The Glaxo offer became public last month after Human Genome shares slid 76 percent from their 2011 peak. Sales growth for Benlysta, Human Genome’s first drug on the market, has disappointed investors, and the company may not become profitable for years.
“To take part in a strategic review of the target company is only going to result in the price going up,” said Savvas Neophytou, an analyst at Panmure Gordon in London. Glaxo “must have decided whatever they are offering is adequate and covered by the assets that are visible to them.” He has a hold rating on Glaxo shares.
Human Genome said today it will review the offer and make a recommendation to shareholders within 10 business days of when Glaxo begins it, according to a statement.
Human Genome fell less than 1 percent to $14.59 at 4 p.m. New York time. Glaxo fell less than 1 percent to 1,410 pence in London.
Glaxo, the U.K.’s biggest drugmaker, declined to comment beyond the statement, a spokeswoman said.
The offer by Glaxo values Human Genome at about 11 times estimated 2012 sales. Acquirers paid a median of 41 times sales for biotech companies in the past year, according to data compiled by Bloomberg on acquisitions of $100 million or more.
The four weeks that have passed since Glaxo made its offer on April 11, together with the 20 business days that the tender offer must remain open, gives Human Genome enough time to complete a review of its options, Glaxo said.
“Shareholders should have the opportunity to decide for themselves on the merits of the offer,” Glaxo said. The U.K. drugmaker prefers friendly negotiations, and is willing to meet with Human Genome at any time, Glaxo said.
Any other bidder would only receive half of the revenue from Benlysta sales that Human Genome receives, according to the company. The two share profits equally, and first-quarter sales were 9 million pounds ($14.5 million). Glaxo’s hostile bid may hurt efforts to boost Benlysta revenue, Barclays Capital analysts wrote in a note to investors.
“In the case of a failed tender by GSK, it is hard to imagine how these two partners can collaborate effectively in the future,” the analysts said. “More uncertainty awaits Benlysta in an already difficult launch.”
The companies also are collaborating on two experimental medicines that are in late-stage testing: albiglutide for diabetes and darapladib for hardening of the arteries. Glaxo Chief Executive Officer Andrew Witty said in February that albiglutide was “very, very promising.”

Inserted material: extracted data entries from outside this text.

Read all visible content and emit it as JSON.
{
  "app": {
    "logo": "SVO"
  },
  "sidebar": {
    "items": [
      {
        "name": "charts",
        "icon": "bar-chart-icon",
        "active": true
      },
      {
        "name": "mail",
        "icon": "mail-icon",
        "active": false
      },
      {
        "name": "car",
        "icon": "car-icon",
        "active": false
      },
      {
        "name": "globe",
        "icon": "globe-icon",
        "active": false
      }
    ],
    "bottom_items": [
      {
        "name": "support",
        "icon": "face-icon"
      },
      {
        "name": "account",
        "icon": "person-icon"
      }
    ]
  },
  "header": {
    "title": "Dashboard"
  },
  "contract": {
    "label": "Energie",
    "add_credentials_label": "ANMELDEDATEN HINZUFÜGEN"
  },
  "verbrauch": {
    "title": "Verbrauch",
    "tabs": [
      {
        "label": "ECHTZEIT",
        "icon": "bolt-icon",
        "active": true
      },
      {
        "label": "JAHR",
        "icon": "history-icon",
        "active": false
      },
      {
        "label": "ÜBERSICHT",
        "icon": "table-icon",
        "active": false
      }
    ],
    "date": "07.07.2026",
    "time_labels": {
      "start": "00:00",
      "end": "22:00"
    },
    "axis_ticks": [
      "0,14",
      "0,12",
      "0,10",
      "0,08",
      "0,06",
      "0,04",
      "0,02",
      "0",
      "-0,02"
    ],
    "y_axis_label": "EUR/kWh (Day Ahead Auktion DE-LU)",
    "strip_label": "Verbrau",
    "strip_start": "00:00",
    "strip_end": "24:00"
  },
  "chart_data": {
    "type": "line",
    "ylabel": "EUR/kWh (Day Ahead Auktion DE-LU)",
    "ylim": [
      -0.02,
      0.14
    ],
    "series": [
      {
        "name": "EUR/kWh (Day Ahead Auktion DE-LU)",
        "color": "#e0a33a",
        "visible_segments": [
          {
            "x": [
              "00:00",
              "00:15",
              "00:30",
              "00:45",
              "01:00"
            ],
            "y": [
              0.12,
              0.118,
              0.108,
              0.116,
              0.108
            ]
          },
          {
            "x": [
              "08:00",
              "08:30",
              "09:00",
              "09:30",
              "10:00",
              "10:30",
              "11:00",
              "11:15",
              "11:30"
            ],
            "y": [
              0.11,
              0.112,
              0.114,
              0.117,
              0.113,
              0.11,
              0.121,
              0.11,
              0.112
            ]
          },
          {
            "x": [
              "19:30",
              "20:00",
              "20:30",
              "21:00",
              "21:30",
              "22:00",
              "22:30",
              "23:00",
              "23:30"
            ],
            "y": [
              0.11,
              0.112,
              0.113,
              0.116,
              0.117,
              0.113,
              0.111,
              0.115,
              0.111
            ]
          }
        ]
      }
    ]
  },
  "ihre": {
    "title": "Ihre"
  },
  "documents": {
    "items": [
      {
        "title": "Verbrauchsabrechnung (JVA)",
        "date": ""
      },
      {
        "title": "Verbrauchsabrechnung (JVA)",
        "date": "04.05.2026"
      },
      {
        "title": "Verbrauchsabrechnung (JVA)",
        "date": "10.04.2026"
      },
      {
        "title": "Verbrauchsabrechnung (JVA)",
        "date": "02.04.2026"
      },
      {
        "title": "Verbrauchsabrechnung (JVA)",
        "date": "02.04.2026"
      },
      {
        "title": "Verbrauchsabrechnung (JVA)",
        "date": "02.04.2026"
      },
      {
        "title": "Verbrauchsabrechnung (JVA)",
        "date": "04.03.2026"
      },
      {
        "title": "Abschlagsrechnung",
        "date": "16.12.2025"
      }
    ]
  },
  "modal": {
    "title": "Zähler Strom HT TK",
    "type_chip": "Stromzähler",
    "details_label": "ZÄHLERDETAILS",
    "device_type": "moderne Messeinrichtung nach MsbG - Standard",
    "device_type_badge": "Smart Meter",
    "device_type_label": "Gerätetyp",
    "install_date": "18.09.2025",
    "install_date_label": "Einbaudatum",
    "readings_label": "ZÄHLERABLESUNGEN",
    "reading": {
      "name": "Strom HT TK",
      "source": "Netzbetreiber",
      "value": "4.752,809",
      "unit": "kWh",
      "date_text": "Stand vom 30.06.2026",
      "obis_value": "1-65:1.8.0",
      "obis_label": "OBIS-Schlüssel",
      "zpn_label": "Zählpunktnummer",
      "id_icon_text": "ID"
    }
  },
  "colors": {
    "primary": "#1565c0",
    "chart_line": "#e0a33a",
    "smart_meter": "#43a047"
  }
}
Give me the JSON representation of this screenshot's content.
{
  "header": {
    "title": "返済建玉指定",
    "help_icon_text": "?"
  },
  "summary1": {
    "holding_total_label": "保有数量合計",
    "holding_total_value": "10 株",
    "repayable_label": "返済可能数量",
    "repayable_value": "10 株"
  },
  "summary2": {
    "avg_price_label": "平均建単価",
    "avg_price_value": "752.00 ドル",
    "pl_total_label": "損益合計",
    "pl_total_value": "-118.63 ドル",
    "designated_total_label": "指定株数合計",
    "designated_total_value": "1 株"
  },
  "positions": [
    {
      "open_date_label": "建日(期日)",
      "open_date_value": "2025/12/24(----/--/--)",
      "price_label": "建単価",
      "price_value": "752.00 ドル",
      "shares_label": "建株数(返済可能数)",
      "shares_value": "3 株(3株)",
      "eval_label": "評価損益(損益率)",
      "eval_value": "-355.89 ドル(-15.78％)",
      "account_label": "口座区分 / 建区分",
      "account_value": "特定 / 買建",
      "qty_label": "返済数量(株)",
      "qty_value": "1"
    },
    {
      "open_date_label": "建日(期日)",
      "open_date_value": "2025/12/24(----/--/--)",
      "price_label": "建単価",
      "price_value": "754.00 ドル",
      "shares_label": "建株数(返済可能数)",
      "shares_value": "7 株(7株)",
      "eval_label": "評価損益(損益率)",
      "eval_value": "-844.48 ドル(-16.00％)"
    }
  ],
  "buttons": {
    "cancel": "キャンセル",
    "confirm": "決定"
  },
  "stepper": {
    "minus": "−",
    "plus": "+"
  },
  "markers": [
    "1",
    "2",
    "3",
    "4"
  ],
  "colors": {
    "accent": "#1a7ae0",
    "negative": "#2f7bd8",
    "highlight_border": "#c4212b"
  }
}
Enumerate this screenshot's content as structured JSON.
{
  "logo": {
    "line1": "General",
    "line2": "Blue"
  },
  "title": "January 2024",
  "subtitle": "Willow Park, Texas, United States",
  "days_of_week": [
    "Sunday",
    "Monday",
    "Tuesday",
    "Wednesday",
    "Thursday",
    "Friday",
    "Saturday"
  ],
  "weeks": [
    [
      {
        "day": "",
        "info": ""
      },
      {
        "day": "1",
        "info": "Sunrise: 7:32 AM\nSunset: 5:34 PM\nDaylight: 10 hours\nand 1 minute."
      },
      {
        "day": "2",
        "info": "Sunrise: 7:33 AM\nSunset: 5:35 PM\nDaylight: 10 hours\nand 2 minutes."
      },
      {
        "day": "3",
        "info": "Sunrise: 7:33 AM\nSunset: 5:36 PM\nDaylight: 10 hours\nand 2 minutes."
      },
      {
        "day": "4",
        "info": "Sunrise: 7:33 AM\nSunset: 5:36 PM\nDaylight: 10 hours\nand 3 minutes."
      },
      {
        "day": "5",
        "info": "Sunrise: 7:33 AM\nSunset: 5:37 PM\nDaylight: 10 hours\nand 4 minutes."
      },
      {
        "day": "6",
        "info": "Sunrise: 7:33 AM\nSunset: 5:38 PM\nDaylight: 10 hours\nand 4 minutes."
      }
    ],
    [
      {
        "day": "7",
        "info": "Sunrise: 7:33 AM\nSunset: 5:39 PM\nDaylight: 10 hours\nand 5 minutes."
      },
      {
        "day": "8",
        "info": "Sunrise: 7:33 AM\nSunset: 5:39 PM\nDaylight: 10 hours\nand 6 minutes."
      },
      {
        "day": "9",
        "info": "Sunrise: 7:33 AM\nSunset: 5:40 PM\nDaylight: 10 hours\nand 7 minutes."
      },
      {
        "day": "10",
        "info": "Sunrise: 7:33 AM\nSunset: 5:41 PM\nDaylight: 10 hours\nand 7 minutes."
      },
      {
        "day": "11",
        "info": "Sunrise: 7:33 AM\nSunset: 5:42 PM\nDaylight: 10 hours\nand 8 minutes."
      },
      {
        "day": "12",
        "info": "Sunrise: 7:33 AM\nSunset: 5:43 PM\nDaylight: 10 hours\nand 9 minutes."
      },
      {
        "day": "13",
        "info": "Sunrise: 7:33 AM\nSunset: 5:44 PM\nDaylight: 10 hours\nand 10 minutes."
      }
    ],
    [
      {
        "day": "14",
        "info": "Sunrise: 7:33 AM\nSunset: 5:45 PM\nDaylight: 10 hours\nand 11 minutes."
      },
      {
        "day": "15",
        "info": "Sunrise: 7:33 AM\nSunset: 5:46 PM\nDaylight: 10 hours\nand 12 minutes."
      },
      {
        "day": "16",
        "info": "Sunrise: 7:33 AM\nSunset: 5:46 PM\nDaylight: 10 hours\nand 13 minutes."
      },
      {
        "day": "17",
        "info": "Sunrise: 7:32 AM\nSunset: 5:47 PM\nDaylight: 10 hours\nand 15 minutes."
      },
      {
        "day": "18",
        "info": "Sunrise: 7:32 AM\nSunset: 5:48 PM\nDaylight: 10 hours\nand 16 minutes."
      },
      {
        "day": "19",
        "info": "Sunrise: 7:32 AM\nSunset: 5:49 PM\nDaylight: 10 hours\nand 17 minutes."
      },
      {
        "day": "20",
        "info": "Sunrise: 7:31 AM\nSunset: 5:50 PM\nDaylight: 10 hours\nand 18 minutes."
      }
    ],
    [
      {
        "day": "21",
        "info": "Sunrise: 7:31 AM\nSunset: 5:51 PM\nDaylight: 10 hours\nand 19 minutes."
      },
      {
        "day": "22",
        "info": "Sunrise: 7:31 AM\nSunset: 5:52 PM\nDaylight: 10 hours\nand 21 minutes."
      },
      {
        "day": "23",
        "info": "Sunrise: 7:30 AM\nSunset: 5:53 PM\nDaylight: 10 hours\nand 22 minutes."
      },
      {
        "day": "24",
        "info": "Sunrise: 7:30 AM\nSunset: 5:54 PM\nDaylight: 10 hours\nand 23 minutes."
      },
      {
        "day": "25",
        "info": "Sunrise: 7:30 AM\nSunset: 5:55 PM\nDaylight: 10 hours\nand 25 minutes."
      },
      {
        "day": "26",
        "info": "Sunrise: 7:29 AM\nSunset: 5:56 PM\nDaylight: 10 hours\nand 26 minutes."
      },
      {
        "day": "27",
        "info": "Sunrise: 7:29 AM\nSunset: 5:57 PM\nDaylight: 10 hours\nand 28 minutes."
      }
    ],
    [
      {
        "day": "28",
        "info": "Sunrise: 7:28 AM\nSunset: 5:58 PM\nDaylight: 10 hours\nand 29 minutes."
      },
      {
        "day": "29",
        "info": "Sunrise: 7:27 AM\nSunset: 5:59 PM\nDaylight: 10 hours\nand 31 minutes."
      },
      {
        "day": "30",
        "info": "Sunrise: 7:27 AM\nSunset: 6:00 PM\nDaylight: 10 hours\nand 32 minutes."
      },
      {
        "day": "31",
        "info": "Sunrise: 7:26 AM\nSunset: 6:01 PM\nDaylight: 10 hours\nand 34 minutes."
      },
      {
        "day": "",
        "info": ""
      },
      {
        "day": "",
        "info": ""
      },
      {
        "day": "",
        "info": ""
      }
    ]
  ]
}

Glaxo has shared with Human Genome “limited additional clinical information” on the two drugs to reassure Human Genome that Glaxo wasn’t withholding any key information, according to today’s statement.
Human Genome has the right to receive 10 percent in royalties from sales of darapladib and 5 percent of sales in albiglutide.
Glaxo’s bid is “full and fair,” and allows Human Genome shareholders to sell immediately, without the risk that failure of the experimental drugs will hurt the stock price, the company said today. Buying Human Genome would give Glaxo all of the revenue from Benlysta, instead of the current 50-50 split.
Simplifying the relationship on Benlysta is the main reason Glaxo wants to make the purchase, Witty said last month.
Human Genome rejected the bid last month partly out of concern for stockholders who bought shares at an average price that’s higher than the offer, two people with knowledge of the matter said at the time. All but three of the 25 largest shareholders acquired stock at a higher average price, said the people, who asked not to be named because the talks are private.
Human Genome hired Goldman, Sachs & Co. and Credit Suisse Securities (USA) LLC as financial advisers and Skadden Arps Slate Meagher & Flom LLP and DLA Piper LLP as legal counsel, the company said last month.
Lazard Ltd. and Morgan Stanley are acting as financial advisers to Glaxo, and Cleary Gottlieb Steen & Hamilton and Wachtell, Lipton, Rosen & Katz are providing legal advice, Glaxo said in April.